Тимофеев рассказывал, что, когда он сидел в советских тюрьмах, они в камерах устраивали университет. Среди заключенных разные люди были: какой-то попик рассказывал о религии, кто-то – о химии, кто-то говорил о сельском хозяйстве. Тимофеев говорил, что он очень много получил от этих разговоров, многое понял. Когда они вместе с попом сидели, то глубоко говорили о религии, а Тимофеев рассказывал о генетике. Они вместе росли в этих разговорах. Оказывается, в любом месте, даже в экстремальных условиях, учителя остаются учителями.
Я по духу не учитель. Я довольно сухой человек. В застолье я мрачный. Я не рассказываю анекдотов и не помню их даже. Мне иногда скучно за рюмкой.
Есть, наверное, человек двадцать, сделавших свои докторские диссертации под моим влиянием, по моей консультации. Кандидатские диссертации я не считаю, их, наверное, больше пятидесяти. Я многих с удовольствием консультировал, помогал защититься и делаю это по сей день. Вот недавно понравилась работа одной девочки по ладожской нерпе. Я ездил в Питер, с удовольствием выступил официальным оппонентом. Девочка звездочкой оказалась, но, к сожалению, уже собралась в США. Где-то там уже и место для нее есть. Но думаю, что она запомнит и мой приезд, и наши разговоры, и мою критику.
Моими учениками смогли стать те, кто оказался достаточно стоек, чтобы вынести мои резкие оценки. Я не злой человек, но резкий. И мои оценки не всякий выносит. Я знаю, что многие обижались и уходили, и больше не появлялись. Есть те, кто на меня глубоко обижен. Но я не хотел никого унизить или оскорбить. Я всегда искренне высказывался, что это мура, что этого делать не надо, этим заниматься не надо, а вот в этом направлении надо идти. Для тех, кто преодолевал мою жесткость, я, наверное, становился учителем. Таких очень мало. И я очень расстраиваюсь.

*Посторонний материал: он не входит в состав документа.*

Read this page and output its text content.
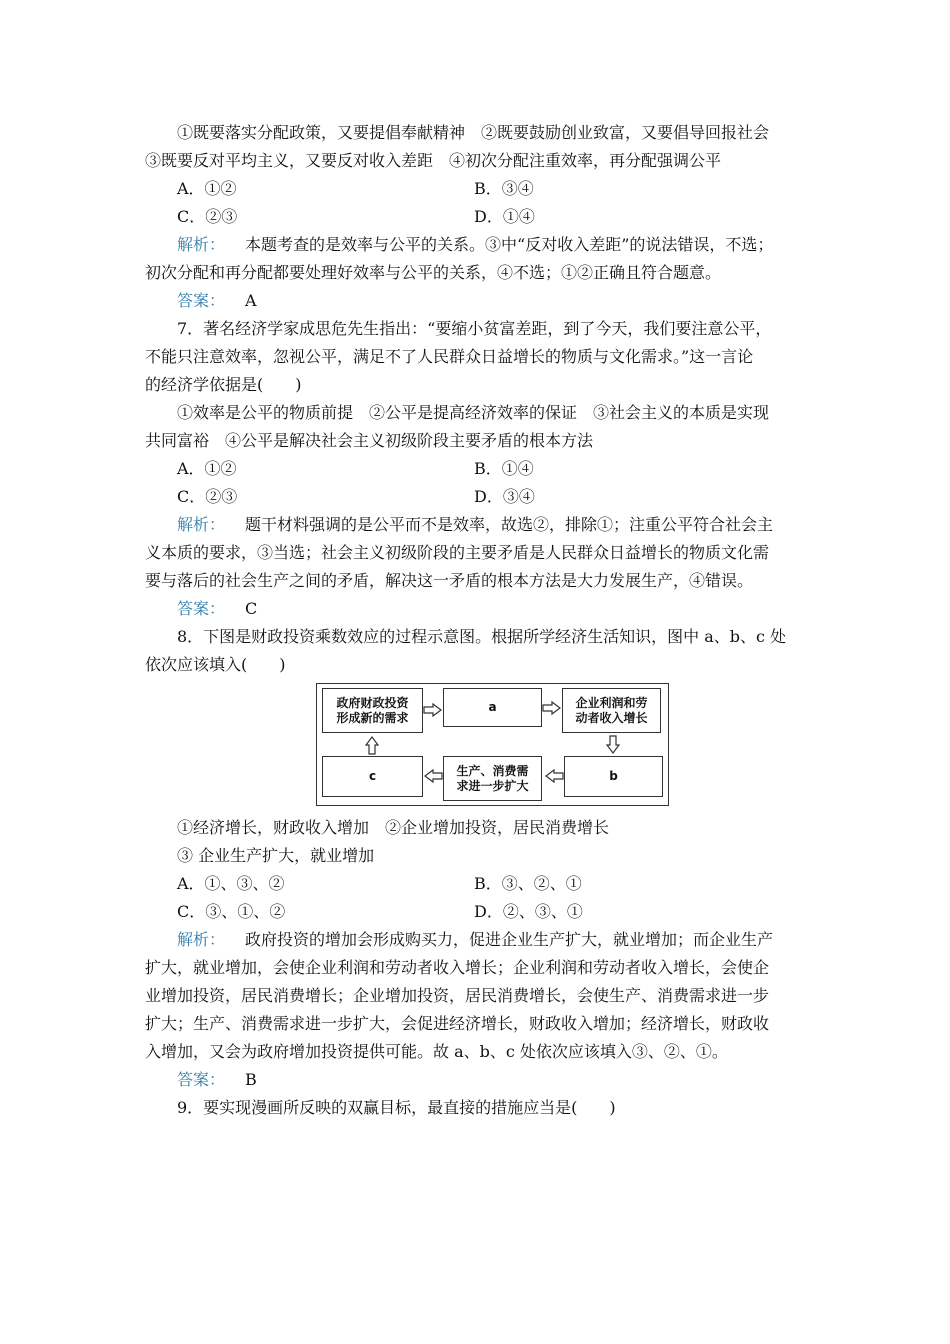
①既要落实分配政策，又要提倡奉献精神　②既要鼓励创业致富，又要倡导回报社会
③既要反对平均主义，又要反对收入差距　④初次分配注重效率，再分配强调公平
A．①②	B．③④
C．②③	D．①④
解析： 本题考查的是效率与公平的关系。③中“反对收入差距”的说法错误，不选；
初次分配和再分配都要处理好效率与公平的关系，④不选；①②正确且符合题意。
答案： A
7．著名经济学家成思危先生指出：“要缩小贫富差距，到了今天，我们要注意公平，
不能只注意效率，忽视公平，满足不了人民群众日益增长的物质与文化需求。”这一言论
的经济学依据是(　　)
①效率是公平的物质前提　②公平是提高经济效率的保证　③社会主义的本质是实现
共同富裕　④公平是解决社会主义初级阶段主要矛盾的根本方法
A．①②	B．①④
C．②③	D．③④
解析： 题干材料强调的是公平而不是效率，故选②，排除①；注重公平符合社会主
义本质的要求，③当选；社会主义初级阶段的主要矛盾是人民群众日益增长的物质文化需
要与落后的社会生产之间的矛盾，解决这一矛盾的根本方法是大力发展生产，④错误。
答案： C
8．下图是财政投资乘数效应的过程示意图。根据所学经济生活知识，图中 a、b、c 处
依次应该填入(　　)
政府财政投资
形成新的需求
a	企业利润和劳
动者收入增长
b
生产、消费需
求进一步扩大
c
①经济增长，财政收入增加　②企业增加投资，居民消费增长
③ 企业生产扩大，就业增加
A．①、③、②	B．③、②、①
C．③、①、②	D．②、③、①
解析： 政府投资的增加会形成购买力，促进企业生产扩大，就业增加；而企业生产
扩大，就业增加，会使企业利润和劳动者收入增长；企业利润和劳动者收入增长，会使企
业增加投资，居民消费增长；企业增加投资，居民消费增长，会使生产、消费需求进一步
扩大；生产、消费需求进一步扩大，会促进经济增长，财政收入增加；经济增长，财政收
入增加，又会为政府增加投资提供可能。故 a、b、c 处依次应该填入③、②、①。
答案： B
9．要实现漫画所反映的双赢目标，最直接的措施应当是(　　)
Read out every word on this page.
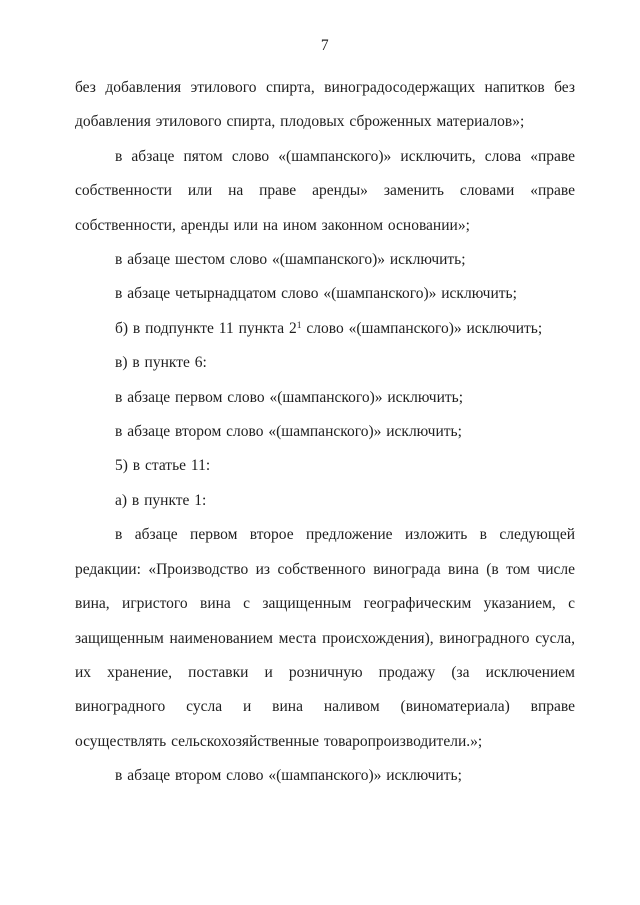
7

без добавления этилового спирта, виноградосодержащих напитков без добавления этилового спирта, плодовых сброженных материалов»;

в абзаце пятом слово «(шампанского)» исключить, слова «праве собственности или на праве аренды» заменить словами «праве собственности, аренды или на ином законном основании»;

в абзаце шестом слово «(шампанского)» исключить;

в абзаце четырнадцатом слово «(шампанского)» исключить;

б) в подпункте 11 пункта $2^1$ слово «(шампанского)» исключить;

в) в пункте 6:

в абзаце первом слово «(шампанского)» исключить;

в абзаце втором слово «(шампанского)» исключить;

5) в статье 11:

а) в пункте 1:

в абзаце первом второе предложение изложить в следующей редакции: «Производство из собственного винограда вина (в том числе вина, игристого вина с защищенным географическим указанием, с защищенным наименованием места происхождения), виноградного сусла, их хранение, поставки и розничную продажу (за исключением виноградного сусла и вина наливом (виноматериала) вправе осуществлять сельскохозяйственные товаропроизводители.»;

в абзаце втором слово «(шампанского)» исключить;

Я всегда считал своим главным учеником и по научной, и по общественной линии Володю Захарова. Оказалось даже, что я читал лекции у него в школе. Было поветрие, что ученые должны идти в школы, помогать там. И так вышло, что я читал лекции в классе, где учился Захаров. Я не знал этого. Он мне потом сам сказал: «Вы к нам приходили. И я, в какой-то степени, благодаря вам пошел в биологию». И поэтому мне так обидно, что Захаров не продолжил мою работу.
Я, наверное, могу считать своим учеником Саню Баранова. Он не бог весть какой самостоятельный исследователь, но натуралист замечательный. Глаз у него действительно замечательный, и он абсолютно приличный человек. Это очень существенно. Есть ли те, кто не работал в нашей лаборатории, но считают себя моими учениками? Я не знаю, это не ко мне вопрос, даже интересно было бы спросить. Например, Чинара Садыкова. Она изначально была биологом, а сейчас занимается благотворительной деятельностью в Киргизии. Мы изредка переписываемся.